“Most buy them for grandparents, parents and elderly relatives. A few,” Xavier says, “don’t wait for death.” A woman in her twenties bought a plaque to bury her dead relationship. Stranger still are those who purchase and edit their own memorial profiles while most of life is still ahead. They worry no one else will do it for them. Which raises too many questions: how can one feel alive while already rehearsing their own memorial? Will Indian cemeteries become Instagrammable spots? Will grief soon be another feed to scroll while eating toast or walking to the bus?
In the days after my father died, I kept wishing I still had my old phone. It had his voice, stacked between calls from courier workers and spam offers. I could have pressed play and believed he had just put down the paper, drained his third cup of tea and called, as he always did, once my mother and sister left for school. Where does a voice go once it’s deleted anyway? I imagine it orbiting cyberspace. If you think of it, the internet is a kind of cemetery. The dead drift across clouds, apps, notes, playlists and drives. But who gets to roam these archives and decide how they should be remembered?
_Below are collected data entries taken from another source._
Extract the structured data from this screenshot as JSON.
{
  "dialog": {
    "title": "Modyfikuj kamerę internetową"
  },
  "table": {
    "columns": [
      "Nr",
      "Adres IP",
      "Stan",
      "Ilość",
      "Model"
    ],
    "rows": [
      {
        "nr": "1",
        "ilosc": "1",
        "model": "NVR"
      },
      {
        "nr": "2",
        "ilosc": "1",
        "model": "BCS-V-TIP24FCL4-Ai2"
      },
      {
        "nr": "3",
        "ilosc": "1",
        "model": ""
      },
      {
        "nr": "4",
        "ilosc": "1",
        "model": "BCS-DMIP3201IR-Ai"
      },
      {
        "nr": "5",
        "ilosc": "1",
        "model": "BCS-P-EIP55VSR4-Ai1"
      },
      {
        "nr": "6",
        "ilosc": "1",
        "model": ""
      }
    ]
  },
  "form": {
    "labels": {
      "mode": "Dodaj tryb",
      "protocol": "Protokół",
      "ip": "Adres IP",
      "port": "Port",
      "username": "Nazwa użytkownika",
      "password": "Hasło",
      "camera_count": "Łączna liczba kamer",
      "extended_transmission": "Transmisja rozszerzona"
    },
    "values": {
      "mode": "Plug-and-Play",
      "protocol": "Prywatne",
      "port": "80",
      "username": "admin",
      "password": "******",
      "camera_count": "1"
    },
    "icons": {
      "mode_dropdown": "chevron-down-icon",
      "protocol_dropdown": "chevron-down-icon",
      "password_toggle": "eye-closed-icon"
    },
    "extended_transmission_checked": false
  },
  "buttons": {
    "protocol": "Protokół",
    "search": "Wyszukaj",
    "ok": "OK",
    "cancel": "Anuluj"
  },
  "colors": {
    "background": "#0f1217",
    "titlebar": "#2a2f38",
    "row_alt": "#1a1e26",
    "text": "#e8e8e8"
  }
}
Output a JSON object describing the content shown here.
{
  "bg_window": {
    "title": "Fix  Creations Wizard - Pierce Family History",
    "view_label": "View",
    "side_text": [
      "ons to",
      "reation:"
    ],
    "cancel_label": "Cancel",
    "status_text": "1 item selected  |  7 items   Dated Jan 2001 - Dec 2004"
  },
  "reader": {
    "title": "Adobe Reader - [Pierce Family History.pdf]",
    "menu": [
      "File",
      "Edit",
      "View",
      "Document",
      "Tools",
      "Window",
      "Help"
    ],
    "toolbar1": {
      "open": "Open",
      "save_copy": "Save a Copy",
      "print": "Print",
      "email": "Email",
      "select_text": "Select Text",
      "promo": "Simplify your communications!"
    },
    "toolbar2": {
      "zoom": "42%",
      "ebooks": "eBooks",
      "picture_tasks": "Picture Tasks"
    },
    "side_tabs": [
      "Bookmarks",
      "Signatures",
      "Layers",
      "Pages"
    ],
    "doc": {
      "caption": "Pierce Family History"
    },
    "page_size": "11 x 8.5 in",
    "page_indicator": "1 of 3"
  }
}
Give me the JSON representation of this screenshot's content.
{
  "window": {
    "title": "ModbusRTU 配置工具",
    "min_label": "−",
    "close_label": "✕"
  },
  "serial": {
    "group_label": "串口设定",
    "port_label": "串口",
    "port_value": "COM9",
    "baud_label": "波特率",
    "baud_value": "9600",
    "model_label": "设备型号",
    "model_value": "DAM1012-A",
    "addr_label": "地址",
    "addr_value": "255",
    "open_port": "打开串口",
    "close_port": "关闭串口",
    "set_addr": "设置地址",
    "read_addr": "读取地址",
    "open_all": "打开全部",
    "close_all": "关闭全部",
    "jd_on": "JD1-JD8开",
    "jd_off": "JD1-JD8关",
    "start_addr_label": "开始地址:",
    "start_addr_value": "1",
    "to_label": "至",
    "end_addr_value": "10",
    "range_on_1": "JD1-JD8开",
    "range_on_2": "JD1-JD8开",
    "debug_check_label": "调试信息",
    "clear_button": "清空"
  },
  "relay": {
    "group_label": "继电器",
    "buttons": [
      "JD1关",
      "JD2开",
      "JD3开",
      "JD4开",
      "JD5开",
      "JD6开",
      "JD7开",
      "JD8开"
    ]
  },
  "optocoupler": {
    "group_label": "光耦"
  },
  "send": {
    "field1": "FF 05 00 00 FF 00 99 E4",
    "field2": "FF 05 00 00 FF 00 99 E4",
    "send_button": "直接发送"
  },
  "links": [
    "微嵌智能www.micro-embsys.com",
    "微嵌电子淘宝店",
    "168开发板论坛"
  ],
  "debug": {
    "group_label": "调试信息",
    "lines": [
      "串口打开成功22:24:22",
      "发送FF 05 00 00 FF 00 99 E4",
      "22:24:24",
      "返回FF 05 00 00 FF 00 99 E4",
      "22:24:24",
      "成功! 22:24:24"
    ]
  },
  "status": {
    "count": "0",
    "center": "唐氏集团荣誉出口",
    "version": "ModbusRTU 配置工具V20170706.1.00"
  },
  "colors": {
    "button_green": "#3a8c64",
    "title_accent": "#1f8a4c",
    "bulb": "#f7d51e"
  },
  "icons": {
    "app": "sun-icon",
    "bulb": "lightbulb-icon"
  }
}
Earlier this year, I spoke to Jeet Thayil about his novel Elsewhereans, which traces his parents’ lives and threads in portions his mother had been reluctant for him to document. What does it mean to be the keeper of one’s family story? To trespass memories? Is there a kind of love that reveals itself through disobedience? Thayil answered, not neatly, not fully, that for him what mattered was that in telling their story, he’d stretched his parents’ lives just a little farther. In the other most talked about book this year, Mother Mary Comes to Me, Arundhati Roy too memorialised her mother as both her shelter and her storm.